Well, the lesson here is that if we want to avoid future property booms and busts, with their devastating impact on financial institutions. To my mind, we also need to reform our local land use controls to allow for the more rapid response of supply to changes in demand. Again, it wasn't a lack of regulation that caused the crisis, but too much regulation, particularly of the land/housing market.
http://ameriloansearch.com/payday-advances
I disagree with Mr. Wallison's premise that government was the driving influence in the events of 2008. Government served as a complicit operative of the perpetrators, but not in the way described by Mr. Wallison, the FCIC majority, or Dr. Fukuyama.
The events of 2008 were orchestrated financial fraud of gargantuan proportions. Federal regulators aided the fraud. The SEC repealed the "up-tick" rule, e.g., while knowing violation of that rule at the heart of the Crash of 2000-2002. The SEC also adopted a "Madoff exception" rule, permitting naked short selling (electronic counterfeiting) of shares to drive down share prices. A secret report (now de-classified) obtained by the Pentagon in 2009 supports my conclusion.
Recent private research found more than half of all sub-prime mortgage-backed securities in the markets in 2006-2007 were designed-to-explode synthetic derivatives. Creators of these IED securities profited by buying credit default swaps (bets against the MBS), and by naked short selling the shares of financial firms who were so ill-advised as to buy the fraudulent MBS.
This is not the entire story, but space is limited. My point is orthodox views simply do not get close to the real story of what is being done to this country - an estimated $13 trillion looted from investor capital in 2008 alone, per the Pentagon report.
The nexus and source of all the financial and economic problems in America is the Federal Reserve System, period. Fiat money and the coercive, arbitrary manipulation of interest rates are at the heart of all of it.
But yes, the government was all over this thing from top to bottom. In addition to the Fed, we had the government underwriting shit mortgage credit, I don't think the "bailouts" were even bailouts at all, since all that debt was underwritten by the government anyway.

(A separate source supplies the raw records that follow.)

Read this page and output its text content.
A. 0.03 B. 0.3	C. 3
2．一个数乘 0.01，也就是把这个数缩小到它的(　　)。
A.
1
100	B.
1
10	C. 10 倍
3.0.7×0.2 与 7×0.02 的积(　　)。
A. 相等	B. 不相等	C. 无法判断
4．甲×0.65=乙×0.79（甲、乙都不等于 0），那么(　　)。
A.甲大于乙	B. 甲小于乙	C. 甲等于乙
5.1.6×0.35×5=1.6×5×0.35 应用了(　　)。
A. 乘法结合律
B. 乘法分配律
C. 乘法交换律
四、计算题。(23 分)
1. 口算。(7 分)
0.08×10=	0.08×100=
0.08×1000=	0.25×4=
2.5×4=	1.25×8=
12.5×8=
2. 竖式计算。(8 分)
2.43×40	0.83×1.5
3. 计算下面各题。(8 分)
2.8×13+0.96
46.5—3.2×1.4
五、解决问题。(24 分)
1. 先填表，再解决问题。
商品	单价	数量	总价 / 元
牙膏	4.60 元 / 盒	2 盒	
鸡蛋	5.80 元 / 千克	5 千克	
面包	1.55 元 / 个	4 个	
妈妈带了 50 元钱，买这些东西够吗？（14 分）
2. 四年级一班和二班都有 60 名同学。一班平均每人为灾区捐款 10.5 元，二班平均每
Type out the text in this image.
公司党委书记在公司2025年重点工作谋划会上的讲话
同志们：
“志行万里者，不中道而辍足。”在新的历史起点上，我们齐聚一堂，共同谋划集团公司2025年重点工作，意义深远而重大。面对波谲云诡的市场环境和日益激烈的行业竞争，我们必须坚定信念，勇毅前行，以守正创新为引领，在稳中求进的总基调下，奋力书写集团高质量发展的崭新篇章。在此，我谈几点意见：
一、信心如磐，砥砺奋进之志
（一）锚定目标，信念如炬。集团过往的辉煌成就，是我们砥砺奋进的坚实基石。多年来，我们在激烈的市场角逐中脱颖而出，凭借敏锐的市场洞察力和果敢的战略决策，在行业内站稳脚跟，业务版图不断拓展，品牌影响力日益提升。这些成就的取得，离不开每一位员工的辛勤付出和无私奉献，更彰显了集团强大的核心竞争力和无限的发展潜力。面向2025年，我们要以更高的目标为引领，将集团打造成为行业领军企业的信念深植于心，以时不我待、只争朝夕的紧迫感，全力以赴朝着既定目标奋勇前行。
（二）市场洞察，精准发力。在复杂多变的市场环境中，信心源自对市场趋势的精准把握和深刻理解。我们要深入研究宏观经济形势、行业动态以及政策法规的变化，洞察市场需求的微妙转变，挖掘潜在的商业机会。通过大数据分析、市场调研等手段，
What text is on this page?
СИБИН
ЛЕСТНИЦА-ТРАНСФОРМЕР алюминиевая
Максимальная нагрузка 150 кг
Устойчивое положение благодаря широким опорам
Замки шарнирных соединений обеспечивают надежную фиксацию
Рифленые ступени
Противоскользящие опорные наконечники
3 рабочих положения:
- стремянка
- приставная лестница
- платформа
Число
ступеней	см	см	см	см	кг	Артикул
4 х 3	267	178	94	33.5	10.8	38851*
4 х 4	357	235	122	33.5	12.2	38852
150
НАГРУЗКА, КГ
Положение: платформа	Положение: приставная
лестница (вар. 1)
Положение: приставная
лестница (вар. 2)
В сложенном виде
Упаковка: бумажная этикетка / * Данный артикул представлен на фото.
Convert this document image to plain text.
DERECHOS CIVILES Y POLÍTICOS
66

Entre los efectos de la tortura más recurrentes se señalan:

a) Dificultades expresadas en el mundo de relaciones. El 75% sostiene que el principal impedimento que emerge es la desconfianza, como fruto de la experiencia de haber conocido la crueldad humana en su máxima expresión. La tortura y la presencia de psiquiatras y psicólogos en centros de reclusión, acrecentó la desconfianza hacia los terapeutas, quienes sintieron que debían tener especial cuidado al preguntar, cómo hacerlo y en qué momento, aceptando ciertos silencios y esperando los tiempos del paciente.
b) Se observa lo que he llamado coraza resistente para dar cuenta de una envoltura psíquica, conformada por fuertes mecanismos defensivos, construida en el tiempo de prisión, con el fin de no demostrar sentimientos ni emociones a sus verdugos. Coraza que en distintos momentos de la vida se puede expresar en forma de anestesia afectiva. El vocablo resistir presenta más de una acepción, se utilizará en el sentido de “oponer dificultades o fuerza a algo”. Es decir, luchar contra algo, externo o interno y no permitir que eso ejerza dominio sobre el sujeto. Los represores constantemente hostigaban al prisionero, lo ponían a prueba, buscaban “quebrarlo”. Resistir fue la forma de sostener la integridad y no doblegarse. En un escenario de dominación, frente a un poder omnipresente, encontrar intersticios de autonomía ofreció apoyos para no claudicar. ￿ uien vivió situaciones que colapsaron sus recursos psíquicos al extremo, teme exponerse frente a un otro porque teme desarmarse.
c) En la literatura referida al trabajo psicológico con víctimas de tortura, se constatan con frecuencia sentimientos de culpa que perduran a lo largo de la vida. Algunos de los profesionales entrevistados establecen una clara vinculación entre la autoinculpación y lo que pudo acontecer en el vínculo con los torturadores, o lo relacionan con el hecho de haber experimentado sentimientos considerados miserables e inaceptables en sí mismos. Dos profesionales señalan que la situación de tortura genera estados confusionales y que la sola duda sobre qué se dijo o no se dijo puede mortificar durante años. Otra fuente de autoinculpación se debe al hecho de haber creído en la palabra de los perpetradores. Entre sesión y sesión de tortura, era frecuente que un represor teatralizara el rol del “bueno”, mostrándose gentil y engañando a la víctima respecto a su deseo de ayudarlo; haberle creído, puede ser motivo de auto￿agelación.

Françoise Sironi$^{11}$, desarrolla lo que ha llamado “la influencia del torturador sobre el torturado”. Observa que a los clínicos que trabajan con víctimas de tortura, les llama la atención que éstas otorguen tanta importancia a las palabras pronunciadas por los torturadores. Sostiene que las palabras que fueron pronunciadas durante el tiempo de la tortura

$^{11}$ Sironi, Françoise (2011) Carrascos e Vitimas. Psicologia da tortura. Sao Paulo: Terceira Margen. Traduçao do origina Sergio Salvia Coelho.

In 2004 I was an intern with the "housing finance agency" in the downtown of my state capital. My job was to write commitment letters for the public housing project finance applications that were submitted through our agency. 99.9% of the letters I wrote were approvals; I think I wrote three denials in the year I was there. These applications were from a gaggle of penniless "community investment trusts" and private developers, and I saw numbers from $250,000 to $25M. I wrote letters all day long, every day.